8 Jeff Gordon (-42): Overshooting his pit stall was a major setback. Gordon had been among the leaders and slipped to 22nd on the result as a result.

9 Ryan Newman (-47): Newman was thrilled to win the pole because it’s so hard to pass on this flat, short track. But frequent handling problems negated that advantage, as Newman finished in the pack at 16th.

10 Clint Bowyer (-48): That 17th-place finish was a classic example of how hard it is to race in a pack in Loudon, where passing is such a challenge.

11 Dale Earnhardt, Jr. (-62): Earnhardt’s sixth-place finish was a nice comeback from an early pit-stop problem: His crew dropped the jack early and Earnhardt drove off with loose lug nuts that forced him to come back in. Earnhardt led the race about 116 laps in, delaying a pit stop for fuel.

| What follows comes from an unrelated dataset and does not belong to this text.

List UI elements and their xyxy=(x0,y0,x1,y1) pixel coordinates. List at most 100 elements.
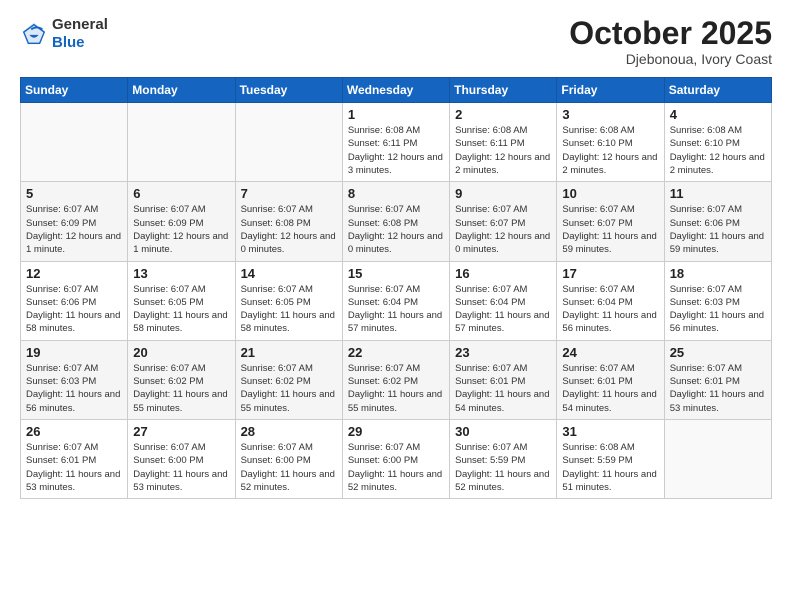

12 Joey Logano (-69): The No. 22 took all four tires on the final pit stop because a two-tire change earlier had made the car really slow. Not necessarily a bad strategy, but it didn’t work out as Logano finished 14th.

13 Kasey Kahne (-71): He was fast in practice, fast in qualifying and fast the first 100 laps. Then the bottom dropped out late when Kahne slid across the track and hit the inside wall. He had to be towed and finished 37th.


• Nice gesture by NASCAR to invite the family of Sean Collier to Sunday’s race. Collier was the Massachusetts Institute of Technology police officer who was shot to death in the aftermath of the Boston Marathon bombing. Collier’s brother, Andrew Collier, is a machinist for Hendrick Motorsports.

• That seemed like a remarkably short prerace meeting with drivers and crew chiefs Sunday at noon: A couple of introductions, some brief instruction about pit and caution speeds. No one had a question. It was almost as if, after all the prerace fuss at Chicagoland, no one wanted to draw attention from NASCAR officials.

• Gordon knows he messed up by overshooting his pit stall. He had a car that could have won, but he finished 15th, to a great degree because of that pit stop.

• Biffle (third place) said he ran out of time, not car. He felt Kyle Busch was gaining on Kenseth and that he was gaining on Busch. In other words, it could have been quite a finish.

• There was talk of rain Sunday interrupting the race. The storm system was gone before the 2 p.m. start, but heavy clouds rolled in for the final 40 laps. Kyle Busch said the clouds eased the wear on tires, but it got so dark he had a vision impediment. “My tinted shield got to be too much,” Busch said.

Next Race

AAA 400

Where: Dover (Del.) International Speedway.

When: 2 p.m. Sunday.


Radio: Motor Racing Network.

Last year’s winner: Brad Keselowski

5 key moments

1. Martin Truex Jr. overtakes Kasey Kahne on a restart about 57 laps into the race. Truex proves to have a strong car, leading at the 150-lap midpoint.

2. Chase leader Matt Kenseth takes the lead from Truex on the 164th lap, shortly before a caution sends most everyone to the pits for tires. That caution breaks a stretch of 104 green-flag laps.

3. Jeff Gordon overshoots his pit box on a caution two-thirds of the way through the race. That mistake drops him from the top two to 22nd on the restart.

4. Kenseth gets not just the lead, but enough clean air that it would have taken a late caution to catch him.

5. Greg Biffle, whose crew has never had good luck at flat tracks, holds off Jimmie Johnson for third place.